Who is the Flames' most important player?

Mark Giordano leads a stacked blue-line corp in Calgary. Jared Silber/Getty Images

Declaring your team's most important player is not a simple thing. It's not always the most valuable guy or the highest points producer. It is the player who makes your team go; the one you can't afford to lose, even if all he contributes can't be measured by fancy stats.

Flames' Most Important Player: Mark Giordano, Defenseman

There was no shortage of feel-good storylines for the Calgary Flames last season: the team’s surprising post-season berth; the emergence of talented young star Johnny Gaudreau; Bob Hartley’s inspiring Jack Adams win; and Giordano’s ascension to the ranks of the league's elite defensemen.

The 31-year-old blue-liner finally started to garner some long overdue accolades for his contributions, and had he not missed the last six weeks of the season with injury, his name would have remained among those in consideration for the Norris Trophy. Still, the undrafted Toronto native had a breakout season for the Flames -- and one that rightfully earned him recognition as an All-Star.

Giordano followed up a 47-point campaign in 2013-14 with a career-best season in 2014-15 despite missing a month and a half with a torn bicep that required season-ending surgery. Giordano finished with 11 goals, 48 points and a plus-13 rating in 61 games for the Flames.

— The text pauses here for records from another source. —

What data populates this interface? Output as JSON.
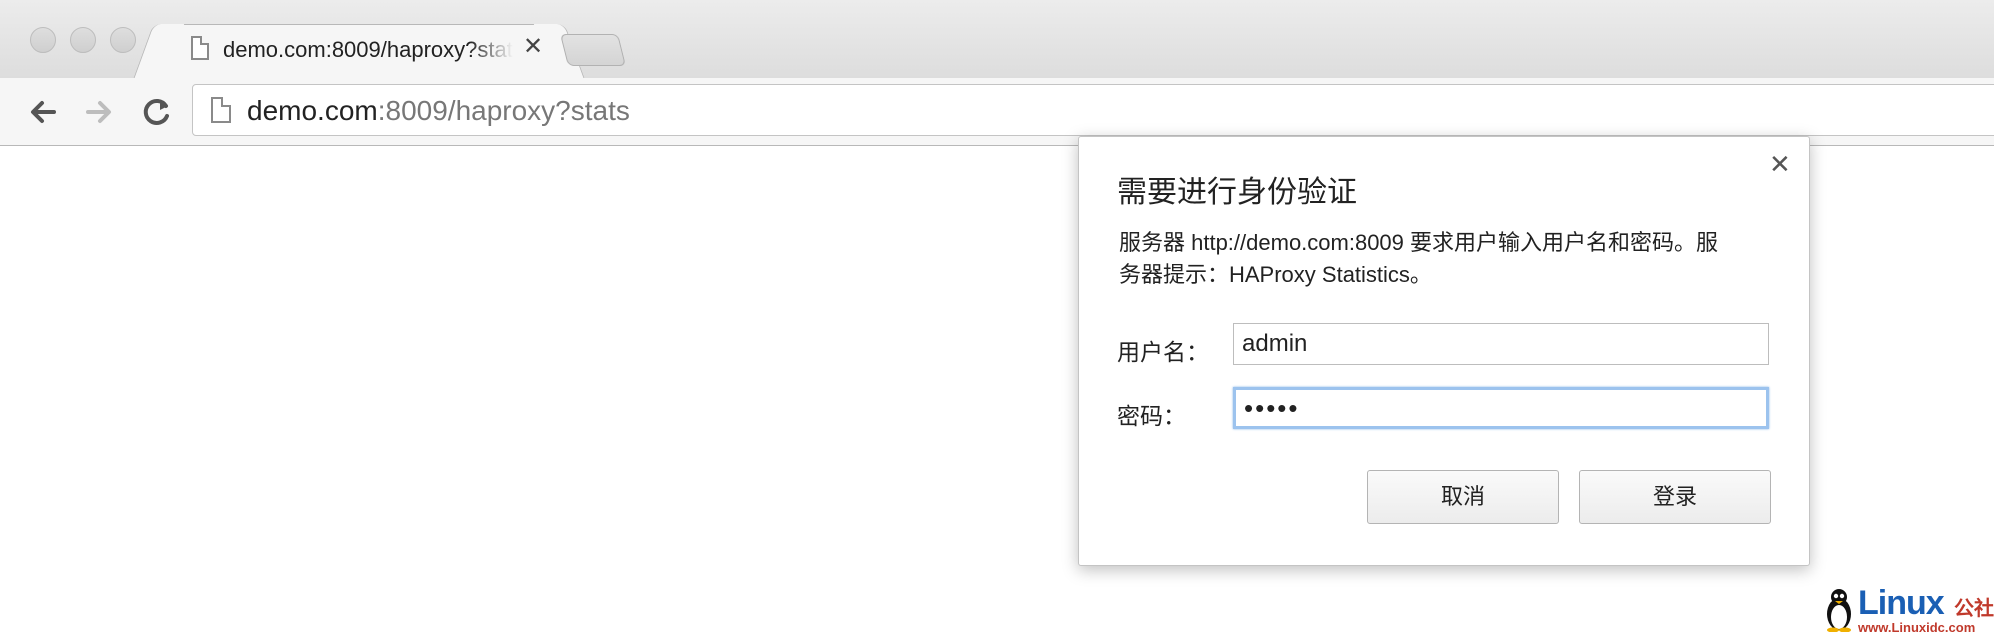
{
  "browser": {
    "tab": {
      "title": "demo.com:8009/haproxy?stats",
      "close_glyph": "✕"
    },
    "nav": {
      "back_glyph": "🡐",
      "forward_glyph": "🡒",
      "reload_glyph": "↻"
    },
    "address_bar": {
      "host": "demo.com",
      "rest": ":8009/haproxy?stats"
    }
  },
  "auth_dialog": {
    "title": "需要进行身份验证",
    "message": "服务器 http://demo.com:8009 要求用户输入用户名和密码。服务器提示：HAProxy Statistics。",
    "close_glyph": "✕",
    "username_label": "用户名：",
    "username_value": "admin",
    "password_label": "密码：",
    "password_value": "•••••",
    "cancel_label": "取消",
    "login_label": "登录"
  },
  "watermark": {
    "brand": "Linux",
    "suffix": "公社",
    "url": "www.Linuxidc.com"
  }
}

His strong production, along with contributions from fellow defensemen T.J. Brodie and Dennis Wideman, allowed Calgary to make a largely unexpected playoff push.

Giordano has been hailed as a heart-and-soul leader who sets a certain bar of accountability for a young, rebuilding Flames team. Of Giordano’s superlative work ethic, teammate Brodie told ESPN.com’s last season: “He never gives up. He always comes to work, no matter what day it is, no matter what the score is, he's always playing the same way. It's one of those things you just have to respect him for never giving up."

Though many felt his loss at the trade deadline would be a death knell for the team, on the bubble in the Pacific Division a the time, the group was resolute in sticking together and finding a way against the odds. That’s a great sign of the character of the Flames as a whole, and a shining example of Hartley’s work, but also of the leadership Giordano has provided since taking over as captain.

He holds both himself and his teammates to the highest standard, and that has paid dividends. Expect his leadership role to blossom even further with another young stud in newly acquired Dougie Hamilton on the Flames’ back end to benefit under his tutelage.